In his commencement speech at Kenyon College, Wallace said, “The most obvious, ubiquitous, important realities are often the ones that are the hardest to see and talk about,” and that talking about them was not a virtue, but “a matter of my choosing to do the work of somehow altering or getting free of my natural, hard-wired default-setting, which is to be deeply and literally self-centered, and to see and interpret everything through this lens of self.” This is what I believe Wallace’s fiction offers us: the chance to become slightly more aware of the fullness of the inner lives of the people around us. While the majority of Wallace’s readers can’t say they’ve lost someone important to them—that’s to mistake him for the cult of personality attached to him—we can say we lost a writer who showed us how to be slightly more humane. And that, I imagine, we will miss dearly.

 

 

 


[1] As it’s sometimes unclear what the point of a degree in creative writing is—even, sometimes, to the literature scholar whose office is next door to the poet—I feel moved to say here that creative writing encourages students to develop their critical thinking abilities, and it pushes them to see the world in new, more nuanced ways. This seems to me to be very much in line with the general mission of liberal arts institutions, and it’s odd that so many of us are still under the impression that creative writing classes are essentially glorified arts and crafts classes. It is irrelevant to ask if creative writing programs “produce” (better) writers—that’s like measuring a math major by her skill with a graphing calculator.

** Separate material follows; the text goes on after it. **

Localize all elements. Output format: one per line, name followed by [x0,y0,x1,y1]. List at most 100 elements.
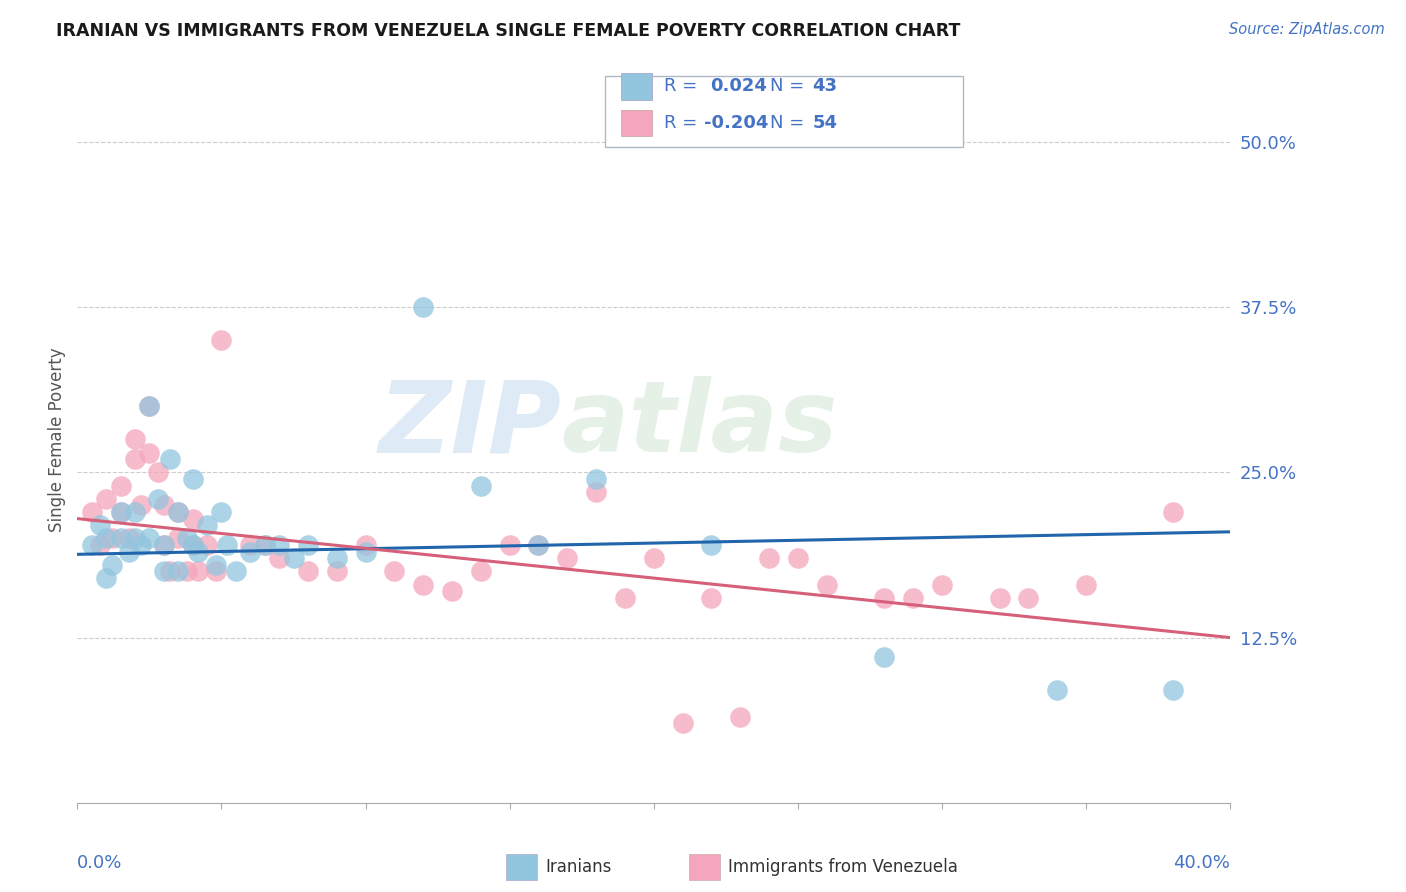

[2] Perhaps the misconception that drives this saying is that workshop is a place for writers to find ten (or more) editors, or ten (or more) sources of affirmation for their work, and therefore that writing that is difficult to access is both hard to edit or affirm. Let’s acknowledge, though, that it’s pretty hard to get ten (or more) people to agree on anything, let alone to have identical personal reactions to a piece of art, and that the point of workshop is actually to challenge writers’ conceptions of their own writing. Furthermore, the idea of the “soulless traditional workshop story” seems to come mostly from people who are looking for editors or affirmation and instead are confronted with varied, rigid, differing aesthetics that neither “fixes” their stories nor assures them that they are, in fact, geniuses, which leaves them resenting how confusing the entire process was.